Earlier work had hinted that kicking the habit might increase the risk of breathing problems and other complications after an operation, and some doctors advise patients not to quit close to their surgery date.
The message from the new report, however, is that "anytime is a good time" when it comes to quitting, said Dr. David Warner of the Mayo Clinic in Rochester, Minnesota.
"We have people that are telling patients to keep smoking because it's dangerous to quit," added Warner, who wasn't involved in the new research. "It's not only wrong but it has real practical implications."
Doctors say that surgery presents a unique opportunity to get smokers to quit for the long run. After all, for every surgery there's a certain window during which it is impossible for patients to light up.
But while researchers agree that encouraging patients to quit more than two months before their operation is both safe and can cut down on the risk of surgery complications, the effect of quitting within that two-month window has been more controversial.
To address that controversy, Dr. Peter Hajek of Barts and the London School of Medicine and Dentistry in the UK and his colleagues combined data from nine previous studies with a total of almost 900 patients. Each of those studies had compared the rate of complications following a surgery in smokers who stopped smoking eight weeks or less before surgery and those who didn't quit.
One of the nine studies found that recent quitters experienced fewer problems after surgery than non-quitters, and none showed that quitters were worse off. Taken together, the results showed no difference in complication rates in quitters and non-quitters for all types of complications and all surgeries combined.
Hajek said that although more studies are needed on the effect of quitting in this eight-week window, the findings debunk the idea that it's dangerous to stop smoking leading up to surgery.
"The theory on which this was based is wrong, that is clear," he told Reuters Health. "We are pretty sure that until some new evidence of harm comes along...there is no sign of any danger."

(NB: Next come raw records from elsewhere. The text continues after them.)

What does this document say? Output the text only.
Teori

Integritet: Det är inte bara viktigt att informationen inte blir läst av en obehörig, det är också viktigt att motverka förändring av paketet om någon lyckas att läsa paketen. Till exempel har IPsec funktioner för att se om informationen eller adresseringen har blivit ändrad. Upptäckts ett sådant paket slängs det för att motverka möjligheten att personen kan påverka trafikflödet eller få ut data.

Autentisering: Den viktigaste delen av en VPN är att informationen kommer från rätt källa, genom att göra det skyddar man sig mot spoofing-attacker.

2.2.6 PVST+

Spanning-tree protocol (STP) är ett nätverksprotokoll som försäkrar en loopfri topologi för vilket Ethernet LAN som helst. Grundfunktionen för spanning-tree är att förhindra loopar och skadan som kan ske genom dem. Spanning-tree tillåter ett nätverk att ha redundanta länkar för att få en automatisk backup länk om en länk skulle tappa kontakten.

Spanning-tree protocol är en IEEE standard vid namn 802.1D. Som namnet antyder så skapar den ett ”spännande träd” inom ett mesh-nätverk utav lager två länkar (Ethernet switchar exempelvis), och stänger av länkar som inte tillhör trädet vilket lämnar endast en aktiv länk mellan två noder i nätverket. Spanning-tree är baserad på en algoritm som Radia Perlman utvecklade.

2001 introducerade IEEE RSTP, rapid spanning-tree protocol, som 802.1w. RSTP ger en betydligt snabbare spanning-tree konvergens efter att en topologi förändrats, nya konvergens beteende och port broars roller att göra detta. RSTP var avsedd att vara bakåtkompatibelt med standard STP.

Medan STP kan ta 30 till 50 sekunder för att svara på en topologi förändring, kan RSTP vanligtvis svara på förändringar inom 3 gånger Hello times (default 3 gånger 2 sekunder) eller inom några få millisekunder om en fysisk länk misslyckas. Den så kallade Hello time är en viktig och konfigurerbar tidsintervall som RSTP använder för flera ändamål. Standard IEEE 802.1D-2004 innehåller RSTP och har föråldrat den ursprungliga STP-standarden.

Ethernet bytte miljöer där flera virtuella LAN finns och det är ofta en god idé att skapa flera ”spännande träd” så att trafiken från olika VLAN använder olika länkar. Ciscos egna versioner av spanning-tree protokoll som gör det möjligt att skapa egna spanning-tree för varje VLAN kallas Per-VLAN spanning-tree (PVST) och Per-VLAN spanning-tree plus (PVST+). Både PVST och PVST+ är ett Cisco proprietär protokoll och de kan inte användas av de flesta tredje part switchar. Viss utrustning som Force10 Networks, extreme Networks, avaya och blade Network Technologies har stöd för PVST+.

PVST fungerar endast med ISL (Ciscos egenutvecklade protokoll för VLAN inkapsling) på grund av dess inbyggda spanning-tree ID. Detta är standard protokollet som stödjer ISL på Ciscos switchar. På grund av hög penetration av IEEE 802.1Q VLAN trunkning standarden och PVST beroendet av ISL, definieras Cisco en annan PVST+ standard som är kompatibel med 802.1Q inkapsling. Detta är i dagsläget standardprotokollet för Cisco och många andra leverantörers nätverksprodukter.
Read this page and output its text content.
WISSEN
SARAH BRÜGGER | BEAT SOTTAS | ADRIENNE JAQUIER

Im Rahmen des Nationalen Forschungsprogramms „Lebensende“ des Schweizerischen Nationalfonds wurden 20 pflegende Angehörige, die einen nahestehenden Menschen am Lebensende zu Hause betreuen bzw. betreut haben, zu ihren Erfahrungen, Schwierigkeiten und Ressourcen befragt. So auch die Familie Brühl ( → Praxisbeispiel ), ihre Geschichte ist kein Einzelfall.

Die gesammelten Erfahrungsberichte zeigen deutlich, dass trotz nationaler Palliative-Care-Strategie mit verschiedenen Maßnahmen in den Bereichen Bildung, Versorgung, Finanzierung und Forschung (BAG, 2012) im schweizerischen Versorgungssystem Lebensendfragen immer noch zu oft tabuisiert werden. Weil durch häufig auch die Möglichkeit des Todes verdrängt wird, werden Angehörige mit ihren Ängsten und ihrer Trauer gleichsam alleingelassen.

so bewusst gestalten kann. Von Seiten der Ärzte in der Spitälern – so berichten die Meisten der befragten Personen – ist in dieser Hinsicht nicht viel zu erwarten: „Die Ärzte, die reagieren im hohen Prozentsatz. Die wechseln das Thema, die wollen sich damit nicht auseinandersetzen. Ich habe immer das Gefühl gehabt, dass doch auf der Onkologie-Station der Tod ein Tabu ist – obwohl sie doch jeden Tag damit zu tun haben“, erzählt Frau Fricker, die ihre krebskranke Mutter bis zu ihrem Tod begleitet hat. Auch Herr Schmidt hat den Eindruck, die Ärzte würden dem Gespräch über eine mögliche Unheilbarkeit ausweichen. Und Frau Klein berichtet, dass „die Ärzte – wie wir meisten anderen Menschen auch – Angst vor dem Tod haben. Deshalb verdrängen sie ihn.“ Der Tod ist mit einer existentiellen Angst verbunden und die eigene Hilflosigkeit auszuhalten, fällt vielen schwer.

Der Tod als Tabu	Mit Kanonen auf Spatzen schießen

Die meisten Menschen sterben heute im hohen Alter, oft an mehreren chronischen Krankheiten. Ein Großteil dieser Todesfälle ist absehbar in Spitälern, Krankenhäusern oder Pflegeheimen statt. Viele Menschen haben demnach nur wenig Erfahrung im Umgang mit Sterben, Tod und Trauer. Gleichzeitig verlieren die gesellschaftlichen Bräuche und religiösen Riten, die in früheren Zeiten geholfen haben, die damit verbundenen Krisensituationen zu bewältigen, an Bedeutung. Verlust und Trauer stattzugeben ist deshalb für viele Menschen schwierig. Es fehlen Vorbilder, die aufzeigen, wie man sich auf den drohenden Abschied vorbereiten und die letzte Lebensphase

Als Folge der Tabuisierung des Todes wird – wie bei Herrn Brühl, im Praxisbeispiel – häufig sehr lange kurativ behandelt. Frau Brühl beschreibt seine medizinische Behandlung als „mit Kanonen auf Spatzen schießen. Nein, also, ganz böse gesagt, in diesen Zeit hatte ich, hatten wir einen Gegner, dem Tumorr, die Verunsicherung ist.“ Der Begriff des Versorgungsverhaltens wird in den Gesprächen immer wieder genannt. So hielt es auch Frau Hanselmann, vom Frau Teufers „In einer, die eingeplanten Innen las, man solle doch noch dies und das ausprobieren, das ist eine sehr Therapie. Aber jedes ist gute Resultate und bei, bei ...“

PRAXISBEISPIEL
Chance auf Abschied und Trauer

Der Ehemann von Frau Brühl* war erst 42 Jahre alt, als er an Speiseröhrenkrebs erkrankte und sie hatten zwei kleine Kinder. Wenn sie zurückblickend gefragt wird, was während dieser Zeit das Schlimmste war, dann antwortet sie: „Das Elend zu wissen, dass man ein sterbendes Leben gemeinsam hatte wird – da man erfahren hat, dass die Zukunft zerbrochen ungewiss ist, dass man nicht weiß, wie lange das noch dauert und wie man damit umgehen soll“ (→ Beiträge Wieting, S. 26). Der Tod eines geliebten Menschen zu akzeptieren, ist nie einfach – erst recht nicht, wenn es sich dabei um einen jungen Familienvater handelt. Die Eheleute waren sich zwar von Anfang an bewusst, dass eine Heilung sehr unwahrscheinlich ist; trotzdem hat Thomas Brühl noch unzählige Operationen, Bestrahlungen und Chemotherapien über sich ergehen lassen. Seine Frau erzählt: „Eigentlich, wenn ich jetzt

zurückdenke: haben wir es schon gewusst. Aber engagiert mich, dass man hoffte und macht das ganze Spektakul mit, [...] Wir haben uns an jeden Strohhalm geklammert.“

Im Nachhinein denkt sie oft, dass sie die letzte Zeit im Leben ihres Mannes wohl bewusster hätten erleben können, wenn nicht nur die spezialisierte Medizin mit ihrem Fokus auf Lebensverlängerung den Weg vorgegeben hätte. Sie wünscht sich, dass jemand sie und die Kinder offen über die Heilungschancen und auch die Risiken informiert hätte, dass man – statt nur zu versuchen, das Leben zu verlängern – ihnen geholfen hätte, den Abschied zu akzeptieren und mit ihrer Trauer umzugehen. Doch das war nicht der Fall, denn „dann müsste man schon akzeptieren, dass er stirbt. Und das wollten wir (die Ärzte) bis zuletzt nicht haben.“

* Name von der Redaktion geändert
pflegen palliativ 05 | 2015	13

Though it might not be dangerous, quitting smoking soon before surgery doesn't seem to make it any safer, either. But if patients drop the smokes two months or more in advance, that will reduce the number of complications, Hajek said.
"It's certainly better if (patients) quit earlier," he told Reuters Health.
Of course, researchers are quick to point out, quitting smoking at any point in time will have long-term health benefits.
Warner said that the review, published in the Archives of Internal Medicine, did have its limitations. For example, combining all possible surgery complications together doesn't take into account the fact that smoking -- or quitting smoking -- might matter more for certain common complications, such as breathing problems, than for others.
Still, Warner said, "I wholeheartedly agree with the result."
But Dr. Philip Devereaux, a heart doctor and epidemiologist at McMaster University in Ontario, who wrote a commentary on the study, said the finding was far from definitive.
"It's not conclusively shown that it is safe to stop smoking prior to surgery," he told Reuters Health. For doctors, he said, "If you're seeing the patient just a few days before surgery, it's not clear at all what the optimal timing is" to recommend that the patient quit smoking.
In a disclosure with the paper, Hajek and one of his colleagues state that they have received research funding from multiple pharmaceutical companies that make smoking cessation drugs.
Hajek said that until there is more evidence on the relationship between quitting smoking and surgery complications, doctors should be encouraging patients to quit no matter how close to their surgery.
"Quit early if you can," Hajek said, "but if you can't, quitting late is also alright."